- Open Access
Classification methods for the development of genomic signatures from high-dimensional data
© Moon et al.; licensee BioMed Central Ltd. 2006
Received: 28 July 2006
Accepted: 20 December 2006
Published: 20 December 2006
Personalized medicine is defined by the use of genomic signatures of patients to assign effective therapies. We present Classification by Ensembles from Random Partitions (CERP) for class prediction and apply CERP to genomic data on leukemia patients and to genomic data with several clinical variables on breast cancer patients. CERP performs consistently well compared to the other classification algorithms. The predictive accuracy can be improved by adding some relevant clinical/histopathological measurements to the genomic data.
Providing guidance on specific therapies for pathologically distinct tumor types to maximize efficacy and minimize toxicity is important for cancer treatment [1, 2]. For acute leukemia, for instance, different subtypes show very different responses to therapy, reflecting the fact that they are molecularly distinct entities, although they have very similar morphological and histopathological appearance . Thus, accurate classification of tumor samples is essential for efficient cancer treatment on a target population of patients. Microarray technology has been increasingly used in cancer research because of its potential for classification of tissue samples based only on gene expression data, without prior and often subjective biological knowledge [1, 3, 4]. Much research involving microarray data analysis is focused on distinguishing between different cancer types using gene expression profiles from disease samples, thereby allowing more accurate diagnosis and effective treatment of each patient.

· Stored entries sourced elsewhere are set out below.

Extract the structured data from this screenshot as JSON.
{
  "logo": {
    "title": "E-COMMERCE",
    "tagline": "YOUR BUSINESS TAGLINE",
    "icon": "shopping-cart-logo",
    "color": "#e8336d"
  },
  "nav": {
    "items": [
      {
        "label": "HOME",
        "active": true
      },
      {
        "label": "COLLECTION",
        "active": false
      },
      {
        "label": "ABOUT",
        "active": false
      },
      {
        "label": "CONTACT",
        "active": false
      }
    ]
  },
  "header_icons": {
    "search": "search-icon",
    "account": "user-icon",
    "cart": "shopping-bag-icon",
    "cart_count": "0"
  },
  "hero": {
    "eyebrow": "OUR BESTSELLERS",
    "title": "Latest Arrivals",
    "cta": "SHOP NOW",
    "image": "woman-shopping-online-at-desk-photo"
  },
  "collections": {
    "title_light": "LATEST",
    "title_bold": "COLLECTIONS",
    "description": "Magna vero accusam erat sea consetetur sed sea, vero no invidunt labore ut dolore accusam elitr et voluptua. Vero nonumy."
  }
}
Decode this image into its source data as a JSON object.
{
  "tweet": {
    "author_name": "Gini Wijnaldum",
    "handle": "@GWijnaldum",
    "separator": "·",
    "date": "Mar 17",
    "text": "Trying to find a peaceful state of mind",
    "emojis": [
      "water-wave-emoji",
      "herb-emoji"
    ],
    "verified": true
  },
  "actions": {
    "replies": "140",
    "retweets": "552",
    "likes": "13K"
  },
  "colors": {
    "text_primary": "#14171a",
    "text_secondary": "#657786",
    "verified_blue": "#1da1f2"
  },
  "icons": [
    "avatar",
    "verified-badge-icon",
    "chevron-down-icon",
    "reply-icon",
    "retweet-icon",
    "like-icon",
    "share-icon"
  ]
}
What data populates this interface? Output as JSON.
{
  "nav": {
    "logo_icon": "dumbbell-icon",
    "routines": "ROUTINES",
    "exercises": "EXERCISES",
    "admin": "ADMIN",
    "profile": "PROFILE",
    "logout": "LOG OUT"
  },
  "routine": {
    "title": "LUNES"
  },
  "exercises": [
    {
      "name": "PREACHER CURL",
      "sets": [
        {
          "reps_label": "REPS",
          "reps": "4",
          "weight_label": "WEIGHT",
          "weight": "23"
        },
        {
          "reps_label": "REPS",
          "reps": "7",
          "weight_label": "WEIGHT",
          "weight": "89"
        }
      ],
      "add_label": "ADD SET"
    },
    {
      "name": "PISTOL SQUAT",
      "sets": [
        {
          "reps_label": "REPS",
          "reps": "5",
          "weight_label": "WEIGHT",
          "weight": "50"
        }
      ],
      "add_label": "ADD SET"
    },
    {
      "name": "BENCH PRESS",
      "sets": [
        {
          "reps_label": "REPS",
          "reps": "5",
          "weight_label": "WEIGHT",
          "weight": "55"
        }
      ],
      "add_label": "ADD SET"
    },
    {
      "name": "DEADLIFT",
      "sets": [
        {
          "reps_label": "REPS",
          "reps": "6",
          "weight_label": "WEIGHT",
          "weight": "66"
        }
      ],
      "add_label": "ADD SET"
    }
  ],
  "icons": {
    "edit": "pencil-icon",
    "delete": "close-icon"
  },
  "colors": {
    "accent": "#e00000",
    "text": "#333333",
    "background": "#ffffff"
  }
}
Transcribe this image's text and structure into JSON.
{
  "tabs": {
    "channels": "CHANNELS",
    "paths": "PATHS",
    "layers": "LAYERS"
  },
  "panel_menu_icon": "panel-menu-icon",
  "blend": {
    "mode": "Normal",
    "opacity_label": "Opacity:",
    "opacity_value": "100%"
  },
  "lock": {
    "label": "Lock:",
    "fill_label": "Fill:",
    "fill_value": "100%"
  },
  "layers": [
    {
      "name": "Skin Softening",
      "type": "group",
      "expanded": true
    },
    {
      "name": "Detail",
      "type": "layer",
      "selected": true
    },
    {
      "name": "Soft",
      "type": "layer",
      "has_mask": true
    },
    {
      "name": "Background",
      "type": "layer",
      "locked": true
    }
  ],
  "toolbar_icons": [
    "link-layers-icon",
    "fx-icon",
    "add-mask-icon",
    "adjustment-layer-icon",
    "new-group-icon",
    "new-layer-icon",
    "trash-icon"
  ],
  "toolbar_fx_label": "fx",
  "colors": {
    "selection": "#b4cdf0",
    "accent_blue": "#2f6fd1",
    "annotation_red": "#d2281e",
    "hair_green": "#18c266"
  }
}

Gene expression data might also be used to improve disease prognosis in order to prevent some patients from having to undergo painful unsuccessful therapies and unnecessary toxicity. For example, adjuvant chemotherapy for breast cancer after surgery could reduce the risk of distant metastases; however, seventy to eighty percent of patients receiving this treatment would be expected to survive metastasis-free without it [5, 6]. The strongest predictors for metastases, such as lymph node status and histological grade, fail to classify accurately breast tumors according to their clinical behavior [6, 7].
Predicting patient response to therapy or the toxic potential of drugs based on high-dimensional data are common goals of biomedical studies. Classification algorithms can be used to process high-dimensional genomic data for better prognostication of disease progression and better prediction of response to therapy to help individualize clinical assignment of treatment. The predictive models built are required to be highly accurate, since the consequence of misclassification may result in suboptimal treatment or incorrect risk profile. Commonly, there are numerous genomic and clinical predictor variables over a relatively small number of patients for biomedical applications, which presents challenges for most traditional classification algorithms to avoid over-fitting the data.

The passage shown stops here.